Daha önce geçirilmiş İFE öyküsü, İFE gelişimi için risk faktörü olarak literatürle uyumsuz olarak anlamlı bulunmadı6, 23, 24. Bu durum çalışmamızda nedeni belli olmayan ateş tanısıyla başlanan antifungal tedaviler ve olası İFE’lerinde çalışmaya katılmış olmasından kaynaklanmış olabilir. Shi ve ark.6 tarafından yapılan ve allojeneik HKHT yapılan 408 hastanın incelendiği gözlemsel çalışmada geçirilmiş İFE öyküsü, HLA uyumsuzluğu, uzamış nötropeni süresi, grade 3 ve 4 akut GVHD gelişimi İFE gelişimi ile ilişkili bulunmuştu. Allojeneik HKHT yapılan 1248 hastayı içeren başka bir çalışmada da 163 hastada kanıtlı ve yüksek olası İFE gelişmiş ve HLA uyumsuzluğu, nötropeni süresi ve GVHD gelişimi İFE açısından risk faktörleri olarak saptanmış10. Çin’de yapılan çok merkezli bir çalışmada allojeneik HKHT yapılan hastalarda kanıtlanmış/olası İFE için bağımsız risk faktörleri diyabet, HLA uyumlu akraba dışı donör, uzun süreli şiddetli nötropeni ve immünsüpresesif tedavi olarak tanımlanmıştır23. Çalışmamızda literatürle benzer şekilde akut GVHD varlığı, GVHD için yüksek doz KS kullanılması, CMV enfeksiyonu geçirilmesi İFE gelişimi için anlamlı risk faktörleri olarak saptanmıştır6, 10, 11, 20, 23, 24, 28, 33. Ayrıca uzamış nötropeni İFE gelişiminde tüm hasta gruplarında en önemli risk faktörü olarak bulundu.
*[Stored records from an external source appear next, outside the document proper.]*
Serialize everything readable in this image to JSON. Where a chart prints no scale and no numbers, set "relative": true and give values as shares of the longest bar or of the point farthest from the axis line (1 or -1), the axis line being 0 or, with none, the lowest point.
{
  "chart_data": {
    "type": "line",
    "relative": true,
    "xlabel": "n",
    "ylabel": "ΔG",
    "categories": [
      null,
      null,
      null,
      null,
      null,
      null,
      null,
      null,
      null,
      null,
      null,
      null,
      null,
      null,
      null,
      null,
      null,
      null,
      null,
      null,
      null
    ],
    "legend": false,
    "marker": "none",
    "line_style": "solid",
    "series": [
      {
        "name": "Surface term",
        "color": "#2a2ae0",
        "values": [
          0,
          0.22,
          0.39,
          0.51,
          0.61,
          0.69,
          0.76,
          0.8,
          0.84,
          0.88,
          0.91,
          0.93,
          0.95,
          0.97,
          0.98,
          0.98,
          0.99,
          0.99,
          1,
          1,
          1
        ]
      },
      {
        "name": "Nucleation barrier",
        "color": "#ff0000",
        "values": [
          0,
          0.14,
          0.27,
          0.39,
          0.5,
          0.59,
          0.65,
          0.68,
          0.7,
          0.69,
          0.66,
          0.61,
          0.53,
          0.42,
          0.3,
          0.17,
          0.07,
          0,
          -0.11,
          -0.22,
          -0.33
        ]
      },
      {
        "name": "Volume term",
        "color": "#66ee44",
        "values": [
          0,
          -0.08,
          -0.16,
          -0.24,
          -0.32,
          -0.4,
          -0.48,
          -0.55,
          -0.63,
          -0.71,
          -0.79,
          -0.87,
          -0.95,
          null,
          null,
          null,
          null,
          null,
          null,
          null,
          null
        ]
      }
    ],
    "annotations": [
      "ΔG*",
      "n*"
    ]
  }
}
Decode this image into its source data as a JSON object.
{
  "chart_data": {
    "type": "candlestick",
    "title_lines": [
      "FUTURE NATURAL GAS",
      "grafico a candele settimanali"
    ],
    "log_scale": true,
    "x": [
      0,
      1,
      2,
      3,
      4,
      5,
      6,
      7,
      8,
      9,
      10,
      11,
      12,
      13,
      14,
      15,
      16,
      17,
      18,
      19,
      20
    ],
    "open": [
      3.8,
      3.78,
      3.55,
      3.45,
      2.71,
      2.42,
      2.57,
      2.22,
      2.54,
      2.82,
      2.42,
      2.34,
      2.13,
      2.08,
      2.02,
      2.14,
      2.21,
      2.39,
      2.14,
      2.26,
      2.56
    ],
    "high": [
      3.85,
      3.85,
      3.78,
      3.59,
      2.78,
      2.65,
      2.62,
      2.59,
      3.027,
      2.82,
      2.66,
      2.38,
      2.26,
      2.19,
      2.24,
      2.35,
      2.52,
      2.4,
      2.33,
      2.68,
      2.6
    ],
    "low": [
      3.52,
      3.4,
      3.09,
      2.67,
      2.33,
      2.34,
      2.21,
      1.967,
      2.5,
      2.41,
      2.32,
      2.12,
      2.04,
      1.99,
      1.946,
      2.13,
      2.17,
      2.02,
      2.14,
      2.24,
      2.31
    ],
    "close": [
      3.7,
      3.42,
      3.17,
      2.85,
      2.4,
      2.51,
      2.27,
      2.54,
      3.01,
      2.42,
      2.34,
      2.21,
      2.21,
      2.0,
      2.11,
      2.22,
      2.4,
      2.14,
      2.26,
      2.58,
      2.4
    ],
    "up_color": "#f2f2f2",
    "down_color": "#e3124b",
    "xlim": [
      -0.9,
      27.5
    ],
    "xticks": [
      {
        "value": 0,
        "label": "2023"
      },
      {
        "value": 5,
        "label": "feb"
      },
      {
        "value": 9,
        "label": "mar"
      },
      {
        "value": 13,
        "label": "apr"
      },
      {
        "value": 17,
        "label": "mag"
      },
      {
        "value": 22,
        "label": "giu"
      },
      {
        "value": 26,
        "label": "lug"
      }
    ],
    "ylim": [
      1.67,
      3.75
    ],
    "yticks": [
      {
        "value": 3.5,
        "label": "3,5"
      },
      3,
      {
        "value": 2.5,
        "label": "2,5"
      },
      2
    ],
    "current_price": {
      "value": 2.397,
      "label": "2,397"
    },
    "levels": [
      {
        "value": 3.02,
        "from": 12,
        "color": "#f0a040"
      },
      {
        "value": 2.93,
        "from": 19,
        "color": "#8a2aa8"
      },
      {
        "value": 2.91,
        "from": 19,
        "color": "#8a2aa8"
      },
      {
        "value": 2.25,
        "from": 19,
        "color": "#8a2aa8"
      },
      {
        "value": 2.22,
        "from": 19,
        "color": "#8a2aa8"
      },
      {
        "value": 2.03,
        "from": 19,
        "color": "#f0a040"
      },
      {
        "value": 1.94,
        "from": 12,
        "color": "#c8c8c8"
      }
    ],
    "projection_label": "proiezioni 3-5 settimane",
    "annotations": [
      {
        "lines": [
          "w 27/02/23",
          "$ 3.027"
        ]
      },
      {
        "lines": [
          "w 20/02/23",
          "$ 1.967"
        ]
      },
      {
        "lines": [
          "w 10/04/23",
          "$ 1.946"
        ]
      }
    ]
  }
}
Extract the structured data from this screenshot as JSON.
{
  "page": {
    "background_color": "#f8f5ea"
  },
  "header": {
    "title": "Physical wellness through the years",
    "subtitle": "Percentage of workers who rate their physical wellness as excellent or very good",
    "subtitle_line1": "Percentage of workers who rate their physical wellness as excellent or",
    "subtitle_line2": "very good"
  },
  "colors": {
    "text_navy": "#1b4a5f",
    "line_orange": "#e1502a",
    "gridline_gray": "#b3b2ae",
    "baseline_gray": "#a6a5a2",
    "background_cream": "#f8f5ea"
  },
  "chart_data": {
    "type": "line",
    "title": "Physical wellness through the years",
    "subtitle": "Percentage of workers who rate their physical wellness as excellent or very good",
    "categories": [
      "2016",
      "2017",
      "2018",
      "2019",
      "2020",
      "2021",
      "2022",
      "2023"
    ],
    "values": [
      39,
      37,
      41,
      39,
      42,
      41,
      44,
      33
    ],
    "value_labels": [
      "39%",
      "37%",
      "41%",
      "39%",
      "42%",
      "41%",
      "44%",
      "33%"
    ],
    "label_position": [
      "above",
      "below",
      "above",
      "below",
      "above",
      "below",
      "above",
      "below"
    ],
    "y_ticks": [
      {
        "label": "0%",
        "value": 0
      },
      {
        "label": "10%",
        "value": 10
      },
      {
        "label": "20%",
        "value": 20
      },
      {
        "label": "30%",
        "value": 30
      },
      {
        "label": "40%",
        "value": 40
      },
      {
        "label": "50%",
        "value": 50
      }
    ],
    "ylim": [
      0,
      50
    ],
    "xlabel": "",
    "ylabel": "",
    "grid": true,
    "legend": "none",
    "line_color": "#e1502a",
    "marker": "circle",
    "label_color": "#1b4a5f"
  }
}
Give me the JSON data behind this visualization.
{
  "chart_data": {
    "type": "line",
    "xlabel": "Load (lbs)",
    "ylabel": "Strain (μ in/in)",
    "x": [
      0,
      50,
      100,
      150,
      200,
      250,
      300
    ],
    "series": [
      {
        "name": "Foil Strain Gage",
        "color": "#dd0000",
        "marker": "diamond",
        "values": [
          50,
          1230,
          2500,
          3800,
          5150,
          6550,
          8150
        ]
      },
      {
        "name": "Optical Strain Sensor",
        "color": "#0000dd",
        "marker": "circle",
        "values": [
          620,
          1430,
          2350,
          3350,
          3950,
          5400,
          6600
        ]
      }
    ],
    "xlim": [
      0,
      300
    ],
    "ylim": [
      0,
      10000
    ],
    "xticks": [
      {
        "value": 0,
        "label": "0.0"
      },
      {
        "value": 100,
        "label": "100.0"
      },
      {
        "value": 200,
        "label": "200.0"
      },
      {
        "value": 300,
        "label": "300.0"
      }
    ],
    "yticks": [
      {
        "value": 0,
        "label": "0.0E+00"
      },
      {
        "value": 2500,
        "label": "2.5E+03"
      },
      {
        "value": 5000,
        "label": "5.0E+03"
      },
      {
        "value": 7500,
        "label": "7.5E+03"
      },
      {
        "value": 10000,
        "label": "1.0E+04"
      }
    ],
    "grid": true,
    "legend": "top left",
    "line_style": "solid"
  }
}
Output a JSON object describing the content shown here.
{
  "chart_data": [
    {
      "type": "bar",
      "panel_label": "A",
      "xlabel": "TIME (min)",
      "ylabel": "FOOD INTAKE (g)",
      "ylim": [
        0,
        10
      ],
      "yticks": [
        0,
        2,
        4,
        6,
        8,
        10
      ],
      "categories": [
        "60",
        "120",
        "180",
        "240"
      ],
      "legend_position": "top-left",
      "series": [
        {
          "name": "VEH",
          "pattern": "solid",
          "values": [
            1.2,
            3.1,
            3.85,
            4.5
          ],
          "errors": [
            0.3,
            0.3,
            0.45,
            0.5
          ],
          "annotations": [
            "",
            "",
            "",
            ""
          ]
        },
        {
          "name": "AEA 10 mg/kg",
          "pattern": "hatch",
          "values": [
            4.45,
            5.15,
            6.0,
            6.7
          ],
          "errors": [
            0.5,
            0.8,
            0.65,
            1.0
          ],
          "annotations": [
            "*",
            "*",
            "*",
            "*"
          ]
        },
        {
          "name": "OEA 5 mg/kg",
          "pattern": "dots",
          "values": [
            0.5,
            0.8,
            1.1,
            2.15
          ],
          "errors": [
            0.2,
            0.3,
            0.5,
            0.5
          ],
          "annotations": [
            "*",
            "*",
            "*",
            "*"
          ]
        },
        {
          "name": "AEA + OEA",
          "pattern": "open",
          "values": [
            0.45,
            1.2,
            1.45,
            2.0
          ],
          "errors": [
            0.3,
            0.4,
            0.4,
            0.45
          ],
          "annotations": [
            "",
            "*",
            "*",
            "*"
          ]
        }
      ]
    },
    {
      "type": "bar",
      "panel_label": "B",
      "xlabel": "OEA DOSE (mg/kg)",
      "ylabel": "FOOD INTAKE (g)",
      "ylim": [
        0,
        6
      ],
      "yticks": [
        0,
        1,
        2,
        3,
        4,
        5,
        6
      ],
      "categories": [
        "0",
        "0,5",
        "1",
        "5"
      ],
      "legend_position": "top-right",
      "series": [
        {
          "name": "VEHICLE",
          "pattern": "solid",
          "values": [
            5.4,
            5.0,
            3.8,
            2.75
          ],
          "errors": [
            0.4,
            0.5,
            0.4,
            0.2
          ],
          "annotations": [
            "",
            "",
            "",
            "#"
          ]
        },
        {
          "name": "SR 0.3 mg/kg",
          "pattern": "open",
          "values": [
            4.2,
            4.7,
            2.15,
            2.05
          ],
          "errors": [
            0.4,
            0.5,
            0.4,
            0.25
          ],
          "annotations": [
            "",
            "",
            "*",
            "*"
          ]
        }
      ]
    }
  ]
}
Çalışmamızda İFE’nin nakil tedavi mortalitesini belirgin artırdığı saptanmıştır (İFE grubunda %24, İFE olmayan grupta %2). Literatürde İFE’e bağlı mortalite oranları çalışmalar arasında farklılık göstermektedir. Çin’de yapılan ve 140 allojeneik HKHT yapılan hastanın değerlendirildiği çok merkezli bir gözlemsel çalışmada bizim çalışmamız ile benzer İFE gelişen hastalarda mortalite oranı %25 bulunmuştur24. Birçok çalışmada ise mortalite oranları %40-90 arası değiştiği görüldü21, 22. Bu farklılığın daha yüksek mortalite oranı görülen çalışmalarda hasta izlem süresinin uzun olmasından kaynaklandığı düşünüldü.
Çalışmanın Kısıtlılıkları
Çalışmamızın kısıtlılıkları retrospektif olması, tek merkezli olması, hastaların takiplerinin sadece yatış sırasında yapılması ve ampirik antifungal tedavisinin başlanması sonrası klinik yanıt alınması nedeniyle ileri inceleme yapılmamasına bağlı kanıtlı İFE sayısının az olması olarak değerlendirildi.
SONUÇ
Çalışmamızda akut GVHD varlığı, CMV enfeksiyonu geçirilmesi ve nötropeni süresinin uzun olması İFE gelişimi için risk faktörü olarak bulunmuştur. Ayrıca nötropeni süresi allojeneik HKHT sonrası mortalite ile de ilişkili bulunmuştur. Nakil tedavi mortalitesini ciddi şekilde artıran İFE’lerin önlenmesi ve tedavisinde her merkezin İFE sıklığını değerlendirmesi, enfeksiyon kontrol önlemlerinin alınması, antifungal profilaksi ve yüksek İFE riski taşıyan hastaların belirlenmesi ve hangi tedavi stratejisinin daha yararlı olduğuna karar vermesi uygun olacaktır.